A cloud-native, modular pipeline to analyze genetic variants potentially linked to Hidradenitis Suppurativa (HS).
Originally created as a personal project to support variant investigation for HS (Hurley Stage 2), HS-Insight is designed to be broadly useful as a learning platform and a practical tool for genomic variant annotation, infrastructure automation, and reproducible research.
- Help individuals and researchers explore potential genetic markers related to Hidradenitis Suppurativa.
- Enable cloud-based analysis and annotation of relevant SNPs for further medical exploration.
- Educational tool for cloud engineers, DevOps professionals, and data scientists interested in genomics.
- Rapid prototyping of genomic pipelines (can adapt to other diseases: Crohn’s, psoriasis, etc.)
- Scaffold for ML-enhanced variant scoring workflows (AlphaMissense, ESM2, etc.)
- Infrastructure-as-Code (IaC) reference for reproducible research in bioinformatics.
- Enable researchers with limited engineering background to analyze small genomic datasets with clean dashboards.
- Process real genomic data (VCF files)
- Annotate variants using Ensembl VEP
- Build infrastructure with Terraform
- Automate pipelines with Nextflow & Docker
- Visualize results using Python (Streamlit)
- Provide a flexible base for future machine learning integrations (e.g., AlphaGenome)
hs-insight/
├── .github/workflows/ # CI/CD pipelines (GitHub Actions)
├── configs/ # Centralized pipeline configuration files
├── data/ # Sample or input data (VCF files)
│ └── samples/ # Small test datasets
├── docker/ # Containerized bioinformatics tools (VEP, bcftools)
│ └── pipeline/ # Dockerfile for pipeline components
├── infra/ # Terraform cloud infrastructure (GCS, S3)
│ └── terraform/ # Terraform definitions and variables
├── pipeline/ # Nextflow pipeline logic
│ ├── main.nf # Entry point for workflow
│ └── modules/ # Reusable processes: annotate, preprocess, filter
├── dashboard/ # Python-based visual dashboard (Streamlit/Dash)
│ └── components/ # Dashboard UI modules (plots, tables)
├── ml/ # Placeholder for future ML model integrations
├── scripts/ # Utility scripts (e.g., data download, format)
├── tests/ # Unit and integration tests
├── requirements.txt # Python dependencies
└── README.md # Project overview
- ✅ Project scaffold complete
- ✅ Build Docker environment for VEP + tools
- ⏳ Develop Nextflow pipeline to filter/annotate VCF
- ⏳ Deploy infrastructure with Terraform
- ⏳ Build interactive dashboard (Streamlit)

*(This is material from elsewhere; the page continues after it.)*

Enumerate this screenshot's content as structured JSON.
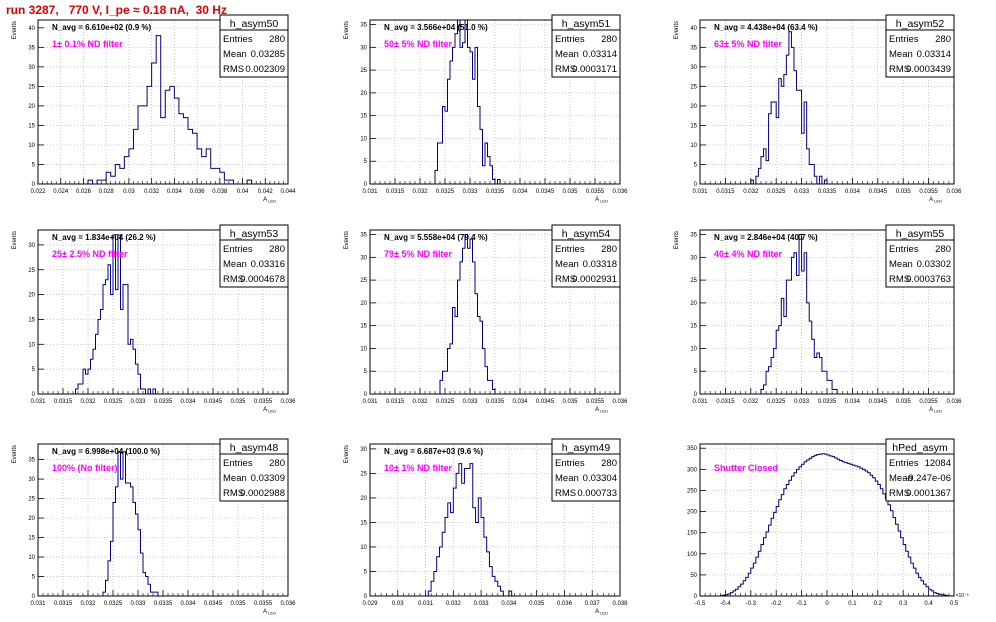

- 🔜 Integrate ML-based scoring module (e.g., AlphaGenome)
| Domain | Skills & Concepts |
|---|---|
| DevOps | Docker, CI/CD, GitHub Actions, Terraform |
| Bioinformatics | Variant annotation, VCF processing, workflow automation |
| Cloud | AZURE or GCP or AWS infrastructure as code |
| Python | Data transformation, web dashboards with Streamlit |
| ML (optional) | Variant effect prediction models and integration patterns |
This project is open-source and designed to support iterative learning, biomedical exploration, and infrastructure best practices for genomics research.
- Ensembl VEP 114.2
- bcftools (Ubuntu package)
- All core Perl/CPAN dependencies
docker build -t hs-vep:latest .If you plan to annotate large VCFs or use VEP offline, it's strongly recommended to download the Ensembl cache and FASTA files. This can be done after building the image:
# Download cache/FASTA into your home (will use tens of GBs)

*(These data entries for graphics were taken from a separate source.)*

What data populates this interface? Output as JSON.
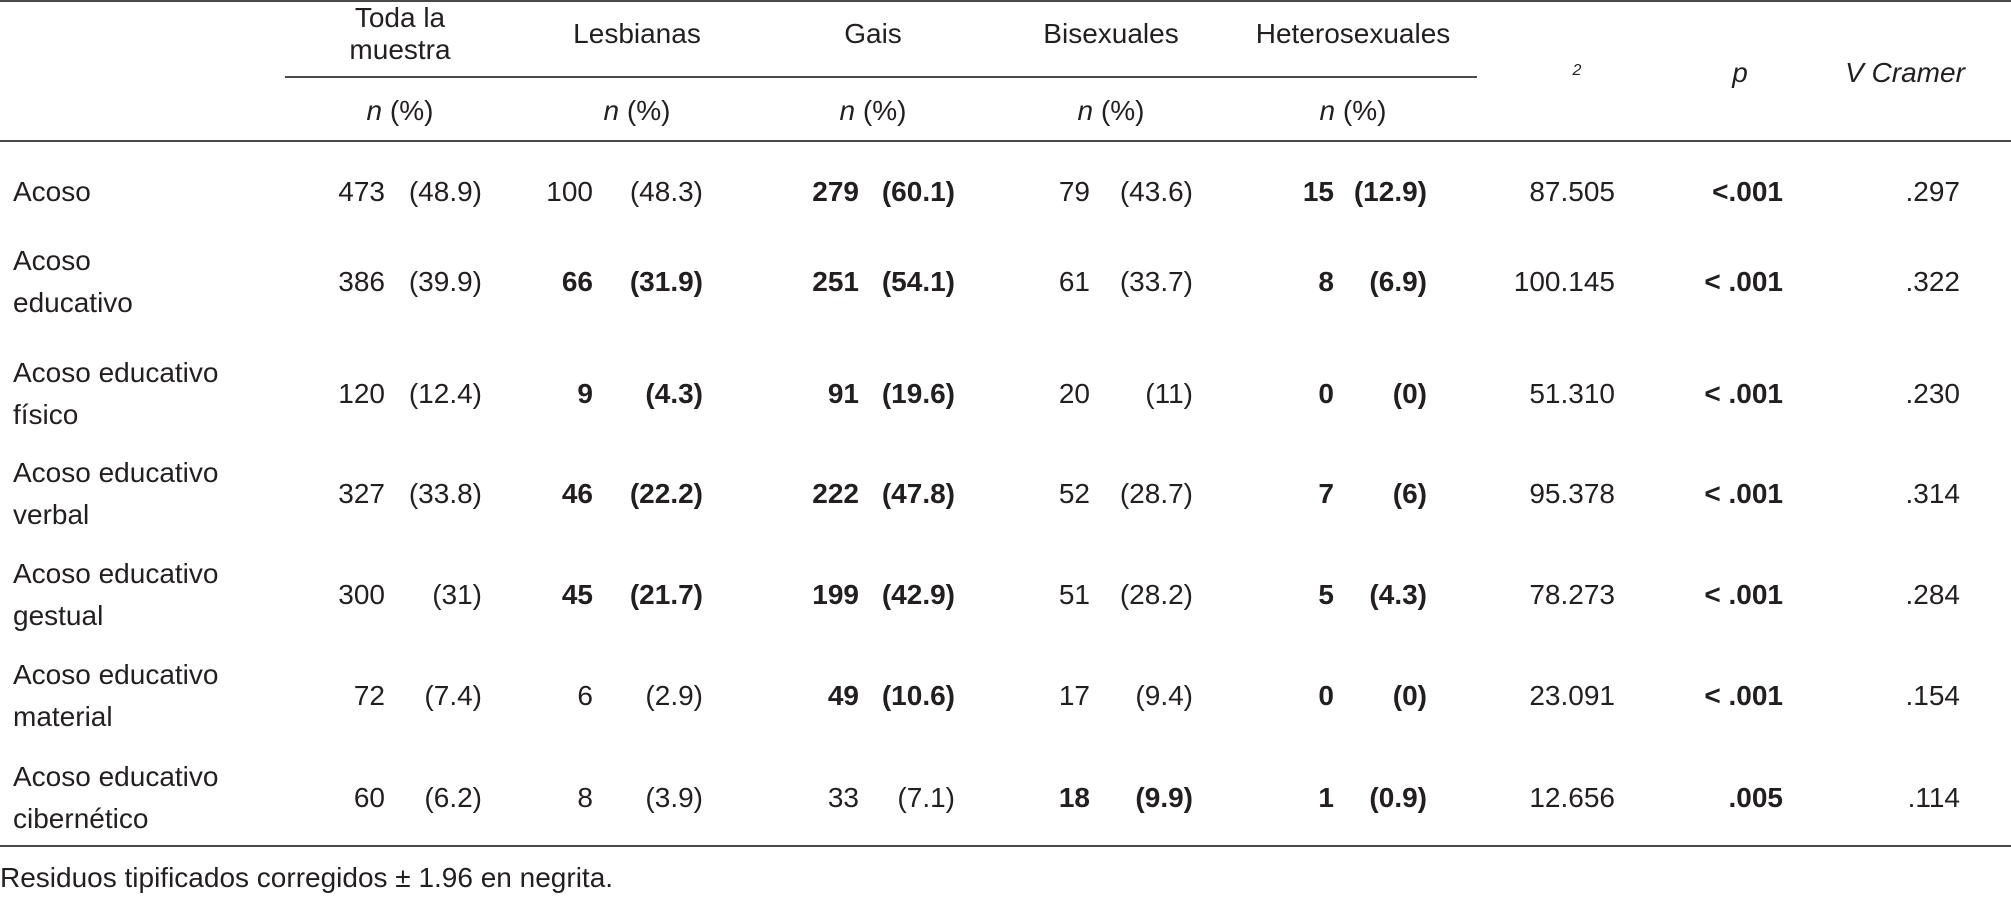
{
  "table": {
    "group_headers": [
      "Toda la muestra",
      "Lesbianas",
      "Gais",
      "Bisexuales",
      "Heterosexuales"
    ],
    "sub_header_n": "n",
    "sub_header_pct": "(%)",
    "stat_headers": {
      "chi2": "2",
      "p": "p",
      "v": "V Cramer"
    },
    "rows": [
      {
        "label": [
          "Acoso"
        ],
        "cells": [
          {
            "n": "473",
            "pct": "(48.9)",
            "bold": false
          },
          {
            "n": "100",
            "pct": "(48.3)",
            "bold": false
          },
          {
            "n": "279",
            "pct": "(60.1)",
            "bold": true
          },
          {
            "n": "79",
            "pct": "(43.6)",
            "bold": false
          },
          {
            "n": "15",
            "pct": "(12.9)",
            "bold": true
          }
        ],
        "chi2": "87.505",
        "p": "<.001",
        "p_bold": true,
        "v": ".297"
      },
      {
        "label": [
          "Acoso",
          "educativo"
        ],
        "cells": [
          {
            "n": "386",
            "pct": "(39.9)",
            "bold": false
          },
          {
            "n": "66",
            "pct": "(31.9)",
            "bold": true
          },
          {
            "n": "251",
            "pct": "(54.1)",
            "bold": true
          },
          {
            "n": "61",
            "pct": "(33.7)",
            "bold": false
          },
          {
            "n": "8",
            "pct": "(6.9)",
            "bold": true
          }
        ],
        "chi2": "100.145",
        "p": "< .001",
        "p_bold": true,
        "v": ".322"
      },
      {
        "label": [
          "Acoso educativo",
          "físico"
        ],
        "cells": [
          {
            "n": "120",
            "pct": "(12.4)",
            "bold": false
          },
          {
            "n": "9",
            "pct": "(4.3)",
            "bold": true
          },
          {
            "n": "91",
            "pct": "(19.6)",
            "bold": true
          },
          {
            "n": "20",
            "pct": "(11)",
            "bold": false
          },
          {
            "n": "0",
            "pct": "(0)",
            "bold": true
          }
        ],
        "chi2": "51.310",
        "p": "< .001",
        "p_bold": true,
        "v": ".230"
      },
      {
        "label": [
          "Acoso educativo",
          "verbal"
        ],
        "cells": [
          {
            "n": "327",
            "pct": "(33.8)",
            "bold": false
          },
          {
            "n": "46",
            "pct": "(22.2)",
            "bold": true
          },
          {
            "n": "222",
            "pct": "(47.8)",
            "bold": true
          },
          {
            "n": "52",
            "pct": "(28.7)",
            "bold": false
          },
          {
            "n": "7",
            "pct": "(6)",
            "bold": true
          }
        ],
        "chi2": "95.378",
        "p": "< .001",
        "p_bold": true,
        "v": ".314"
      },
      {
        "label": [
          "Acoso educativo",
          "gestual"
        ],
        "cells": [
          {
            "n": "300",
            "pct": "(31)",
            "bold": false
          },
          {
            "n": "45",
            "pct": "(21.7)",
            "bold": true
          },
          {
            "n": "199",
            "pct": "(42.9)",
            "bold": true
          },
          {
            "n": "51",
            "pct": "(28.2)",
            "bold": false
          },
          {
            "n": "5",
            "pct": "(4.3)",
            "bold": true
          }
        ],
        "chi2": "78.273",
        "p": "< .001",
        "p_bold": true,
        "v": ".284"
      },
      {
        "label": [
          "Acoso educativo",
          "material"
        ],
        "cells": [
          {
            "n": "72",
            "pct": "(7.4)",
            "bold": false
          },
          {
            "n": "6",
            "pct": "(2.9)",
            "bold": false
          },
          {
            "n": "49",
            "pct": "(10.6)",
            "bold": true
          },
          {
            "n": "17",
            "pct": "(9.4)",
            "bold": false
          },
          {
            "n": "0",
            "pct": "(0)",
            "bold": true
          }
        ],
        "chi2": "23.091",
        "p": "< .001",
        "p_bold": true,
        "v": ".154"
      },
      {
        "label": [
          "Acoso educativo",
          "cibernético"
        ],
        "cells": [
          {
            "n": "60",
            "pct": "(6.2)",
            "bold": false
          },
          {
            "n": "8",
            "pct": "(3.9)",
            "bold": false
          },
          {
            "n": "33",
            "pct": "(7.1)",
            "bold": false
          },
          {
            "n": "18",
            "pct": "(9.9)",
            "bold": true
          },
          {
            "n": "1",
            "pct": "(0.9)",
            "bold": true
          }
        ],
        "chi2": "12.656",
        "p": ".005",
        "p_bold": true,
        "v": ".114"
      }
    ],
    "footnote": "Residuos tipificados corregidos ± 1.96 en negrita."
  }
}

docker run -it -v ~/.vep:/root/.vep hs-vep:latest bash
# Inside container:
cd /opt/vep/ensembl-vep-release-114.2
perl INSTALL.pl
exitThen you can run VEP with:
docker run -v $PWD:/data -v ~/.vep:/root/.vep -w /data hs-vep:latest \
vep -i test.vcf --cache --offline --species homo_sapiens -o annotated.vcfIf you skip this step, VEP will use remote DB mode (much slower, requires network, less reproducible).
No Dockerfile changes are required for this step.
Just keep this as documentation for future/other users.
-
File Not Found:
If you seeERROR: File "example.vcf" does not exist, ensure you run Docker from the folder containing your input file, or adjust the-vpath to match.Example:
cd data/samples docker run -v $PWD:/data -v ~/.vep:/root/.vep -w /data hs-vep:latest \ vep -i example.vcf --cache --offline --species homo_sapiens -o annotated.vcf
-
Cache Not Found: Download and mount your .vep cache (see above).